Becca was watching me suspiciously, trying to figure out what we were talking about that we didn't want her to hear.
"Blood work still comes back human, but they have enhanced healing, and some of them seem to be exhibiting better-than-normal reflexes."
"But Peter wasn't vaccinated," I said.
"That's what's keeping the doctor asking questions, I think."
Then I had a thought. "The vaccine is just a different kind of lycanthropy, right? The idea is that they'll cancel each other out."
"Yeah, and it seems to be working. They've got, like, an eighty percent success rate with the vaccine preventing attack victims from catching it, if they cross-match it so it's not the same kind of lycanthropy."
"Wow, eighty percent. That is good odds," I said.
"But Peter didn't get the shot," Bernardo said.
"No, but . . ." I looked at Becca. "Can you go in the bathroom and shut the door for a minute, please?"
"No, but I'll go out and wait with Uncle Otto and tell him you're talking grown-up stuff you don't want me to hear."
I debated whether I was comfortable with Olaf being a babysitter even for a few minutes and finally decided I was: If he wouldn't hurt me for fear of Edward, then his harming Becca was right out. "Okay, I'll be out in just a few minutes."
She gave me that eye roll again and then opened the door and went out, speaking to Olaf as she closed the door behind her.
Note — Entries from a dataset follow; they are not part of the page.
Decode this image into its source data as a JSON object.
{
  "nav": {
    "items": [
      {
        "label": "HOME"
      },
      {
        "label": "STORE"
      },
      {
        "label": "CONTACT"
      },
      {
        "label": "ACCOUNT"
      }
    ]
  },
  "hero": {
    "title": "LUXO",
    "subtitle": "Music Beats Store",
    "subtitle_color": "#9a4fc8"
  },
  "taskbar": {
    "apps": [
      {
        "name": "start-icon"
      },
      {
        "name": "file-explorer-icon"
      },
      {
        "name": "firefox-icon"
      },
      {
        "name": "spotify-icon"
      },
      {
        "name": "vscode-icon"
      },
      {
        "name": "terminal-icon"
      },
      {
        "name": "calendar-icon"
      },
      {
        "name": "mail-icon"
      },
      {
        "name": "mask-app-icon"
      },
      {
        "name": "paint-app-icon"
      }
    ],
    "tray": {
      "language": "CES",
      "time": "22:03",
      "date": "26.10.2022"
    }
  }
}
Her voice was full of disdain as she said, "She's talking to Bernardo, but Peter is going to be fine, or that's what they're telling me."
I waited for the door to close and then said, "I'm alone."
"What did you want to say that you couldn't say in front of Becca?" he asked.
"When Peter got hurt, one of our wererat bodyguards got injured with him. Cisco was hurt so badly that he died from his wounds, and he bled all over Peter."
"Are you saying that the wererat blood acted like its own vaccine?"
"Yeah, tell the doctor that when Peter was attacked, another wereanimal tried to protect him but ended up bleeding out on top of Peter."
"If the doctor asks where the other wereanimal came from, what do you want me to say?"
ake him an innocent bystander, or just don't answer the question, or let Edward answer it. He was there, too."
"So was Otto," Bernardo said.
"I know. By the way, Otto Jeffries got an invitation to the wedding with a personal note from Donna in it."
"What?" I was glad to hear his voice as outraged as I'd felt. "What did the note say?"
"Something about her hoping that Ted and Otto would work out their differences and mend their friendship at the wedding."
"She did not," Bernardo said.
"Oh, yes, she did. Doesn't it sound like something she'd do?"
"Yeah, I guess it does."
"But if Ted had told her the truth, that he was afraid of Otto, thought he was dangerous, then this wouldn't have happened. Lies catch up with us, damn it."
"Donna couldn't keep the supposed affair between the two of you secret. Do you really think she'd be able to keep her mouth shut about something as big as that?"
"No," I said, rubbing my eyes as if I was tired. I shouldn't be tired. I was on vacation.
"I'll tell Ted and Donna that Otto is at the hotel. I'll make sure Ted knows that he doesn't have to rush off and rescue you from the big bad, but if I tell him about the note from Donna, there may be another fight."
"I can't help that. Do what you think best."
"I know he loves her, and the kids are great, but . . ."
"I know, I don't get it either."
"But, hey, I'm never going to marry and settle down, so what the hell do I know?"
"And I'm trying to marry more people than the law will allow, so I'll keep my opinions to myself."
"That's not what Ted told me."
"What do you mean?" I asked.
"He told me you didn't like her."
"I never said that."
"But it's true," Bernardo said.
"And do you like her?" I asked.
He was quiet for a second. "Not really, but he really loves her, like madly, truly, deeply shit."
"She makes him happy most of the time," I said.
"That's more than I've ever had with anyone," Bernardo said.
"I'm sorry to hear that," I said.
"I'm not looking for Ms. Right, and I'm having a hell of a good time looking for Ms. Right Now."
That made me laugh. "I noticed that out by the pool."
"I see the doctor--I'll go tell him about your wererat friend."
"We'll see you at the hospital later," I said.